Les cours mondiaux de l'alimentation se tendent à nouveau
En juillet, l'indice FAO des prix des produits alimentaires s'est établi à 131,1 points, soit une hausse de 0,6 % par rapport à juin, a indiqué l'Organisation des Nations unies pour l'alimentation et l'agriculture. Ce léger rebond mensuel fait suite à des hausses marquées pour certains produits végétaux, tandis que les prix de la viande et des produits laitiers ont reculé.
“L’indice FAO des prix des produits alimentaires atteint des sommets en juillet à la faveur de la montée des prix des produits végétaux.”
La hausse observée en juillet est tirée principalement par trois segments :
- Les céréales : les cours mondiaux du blé ont bondi de 5,8 % sur le mois et se situaient ainsi 9,9 % au-dessus de leur niveau il y a un an.
- Les huiles végétales : l'indice a atteint 195,7 points, en hausse de 2,0 % sur un mois, soutenu par le renchérissement des huiles de palme et de soja.
- Le sucre : les prix ont également augmenté, portés par les inquiétudes sur l'impact de la chaleur et de la sécheresse en Europe et par les risques climatiques liés à El Niño.
À l'inverse, la FAO note des baisses pour la viande et les produits laitiers, qui ont partiellement compensé la montée des produits végétaux.
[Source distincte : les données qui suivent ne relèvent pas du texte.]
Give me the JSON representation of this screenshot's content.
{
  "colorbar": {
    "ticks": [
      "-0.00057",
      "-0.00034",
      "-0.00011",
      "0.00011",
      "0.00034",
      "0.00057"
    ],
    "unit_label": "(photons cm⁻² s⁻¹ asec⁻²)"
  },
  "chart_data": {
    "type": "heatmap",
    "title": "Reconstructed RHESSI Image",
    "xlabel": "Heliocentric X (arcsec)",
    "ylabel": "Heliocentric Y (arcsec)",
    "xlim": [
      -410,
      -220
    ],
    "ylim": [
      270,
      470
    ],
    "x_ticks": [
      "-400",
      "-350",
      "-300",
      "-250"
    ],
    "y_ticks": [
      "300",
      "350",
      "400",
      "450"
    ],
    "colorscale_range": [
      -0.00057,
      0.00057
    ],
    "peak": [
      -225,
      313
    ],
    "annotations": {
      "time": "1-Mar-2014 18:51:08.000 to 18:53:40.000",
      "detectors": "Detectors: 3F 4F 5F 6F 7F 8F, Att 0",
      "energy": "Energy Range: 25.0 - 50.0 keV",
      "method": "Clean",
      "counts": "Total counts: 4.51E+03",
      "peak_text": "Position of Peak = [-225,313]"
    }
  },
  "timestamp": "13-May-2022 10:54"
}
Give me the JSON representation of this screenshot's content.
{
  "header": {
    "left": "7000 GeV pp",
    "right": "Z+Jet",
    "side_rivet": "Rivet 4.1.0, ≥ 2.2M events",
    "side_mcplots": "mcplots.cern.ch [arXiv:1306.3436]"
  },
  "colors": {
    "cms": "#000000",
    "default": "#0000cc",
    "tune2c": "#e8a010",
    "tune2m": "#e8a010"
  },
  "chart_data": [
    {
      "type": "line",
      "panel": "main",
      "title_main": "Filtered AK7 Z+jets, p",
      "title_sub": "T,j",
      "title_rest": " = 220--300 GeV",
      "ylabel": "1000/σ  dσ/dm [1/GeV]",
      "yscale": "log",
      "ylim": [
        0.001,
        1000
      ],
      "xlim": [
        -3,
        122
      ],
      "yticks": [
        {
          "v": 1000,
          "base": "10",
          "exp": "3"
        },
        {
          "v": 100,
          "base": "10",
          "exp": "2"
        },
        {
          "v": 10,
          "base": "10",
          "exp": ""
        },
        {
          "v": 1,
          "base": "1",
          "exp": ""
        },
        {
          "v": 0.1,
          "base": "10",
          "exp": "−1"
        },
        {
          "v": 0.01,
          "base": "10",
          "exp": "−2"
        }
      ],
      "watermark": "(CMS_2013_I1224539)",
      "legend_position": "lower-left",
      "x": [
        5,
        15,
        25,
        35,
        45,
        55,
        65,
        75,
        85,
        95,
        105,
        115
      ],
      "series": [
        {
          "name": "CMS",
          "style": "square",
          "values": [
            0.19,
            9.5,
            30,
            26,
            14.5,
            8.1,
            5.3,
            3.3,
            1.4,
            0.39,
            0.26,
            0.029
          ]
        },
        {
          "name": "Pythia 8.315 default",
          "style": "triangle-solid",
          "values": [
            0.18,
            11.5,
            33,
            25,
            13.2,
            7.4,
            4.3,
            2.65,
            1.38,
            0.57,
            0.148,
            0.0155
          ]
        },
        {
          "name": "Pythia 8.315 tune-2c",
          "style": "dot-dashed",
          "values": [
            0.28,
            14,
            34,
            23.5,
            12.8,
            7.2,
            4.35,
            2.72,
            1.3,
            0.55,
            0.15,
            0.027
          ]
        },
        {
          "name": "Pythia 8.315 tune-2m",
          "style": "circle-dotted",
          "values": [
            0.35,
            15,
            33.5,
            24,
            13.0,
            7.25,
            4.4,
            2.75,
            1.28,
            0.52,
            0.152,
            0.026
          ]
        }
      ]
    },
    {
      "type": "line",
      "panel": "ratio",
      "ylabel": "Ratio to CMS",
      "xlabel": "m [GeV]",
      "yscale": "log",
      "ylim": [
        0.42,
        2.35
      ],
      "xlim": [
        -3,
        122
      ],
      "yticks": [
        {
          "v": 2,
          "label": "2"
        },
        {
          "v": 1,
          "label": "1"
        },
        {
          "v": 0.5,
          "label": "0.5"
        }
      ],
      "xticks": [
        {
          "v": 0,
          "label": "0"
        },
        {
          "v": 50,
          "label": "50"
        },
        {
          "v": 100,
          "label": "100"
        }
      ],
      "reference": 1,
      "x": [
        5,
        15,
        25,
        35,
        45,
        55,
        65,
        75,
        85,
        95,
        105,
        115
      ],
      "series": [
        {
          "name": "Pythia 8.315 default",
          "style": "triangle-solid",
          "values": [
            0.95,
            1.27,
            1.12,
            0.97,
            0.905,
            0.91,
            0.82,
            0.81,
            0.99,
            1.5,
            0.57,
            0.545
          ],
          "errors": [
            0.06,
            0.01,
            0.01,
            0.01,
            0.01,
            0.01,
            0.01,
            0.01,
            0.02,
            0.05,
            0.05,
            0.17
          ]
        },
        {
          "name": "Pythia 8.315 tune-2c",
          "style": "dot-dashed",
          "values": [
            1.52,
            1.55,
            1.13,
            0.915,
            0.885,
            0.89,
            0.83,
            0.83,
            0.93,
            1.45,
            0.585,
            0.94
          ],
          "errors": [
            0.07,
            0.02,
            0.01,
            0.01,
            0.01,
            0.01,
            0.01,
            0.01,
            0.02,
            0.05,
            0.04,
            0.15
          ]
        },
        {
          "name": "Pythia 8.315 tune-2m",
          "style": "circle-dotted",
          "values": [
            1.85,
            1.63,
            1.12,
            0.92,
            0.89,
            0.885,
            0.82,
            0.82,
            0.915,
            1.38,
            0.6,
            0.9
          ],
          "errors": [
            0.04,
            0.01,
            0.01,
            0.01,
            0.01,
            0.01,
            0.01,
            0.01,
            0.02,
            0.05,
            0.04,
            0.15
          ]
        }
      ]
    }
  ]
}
L'indice global reste néanmoins inférieur de 18,2 % à son pic historique de mars 2022 (soit 29,1 points de moins).
Des causes climatiques et structurelles
Les fluctuations récentes s'expliquent en grande partie par des facteurs météorologiques : la chaleur et la sécheresse ont pesé sur les perspectives de rendement pour certaines cultures, en particulier le maïs, dont les cours ont gagné 3,6 % sur le mois. En parallèle, des récoltes favorables dans certaines régions — par exemple pour l'orge en Australie et autour de la mer Noire — ont atténué les pressions sur certains produits.
| Produit | Variation mensuelle | Observation |
|---|---|---|
| Indice FAO global | +0,6 % | 131,1 points |
| Blé | +5,8 % | cours en forte progression |
| Maïs | +3,6 % | préoccupations liées à la sécheresse |
| Huiles végétales | +2,0 % | indice à 195,7 points |
Quelles conséquences pour le pouvoir d'achat ?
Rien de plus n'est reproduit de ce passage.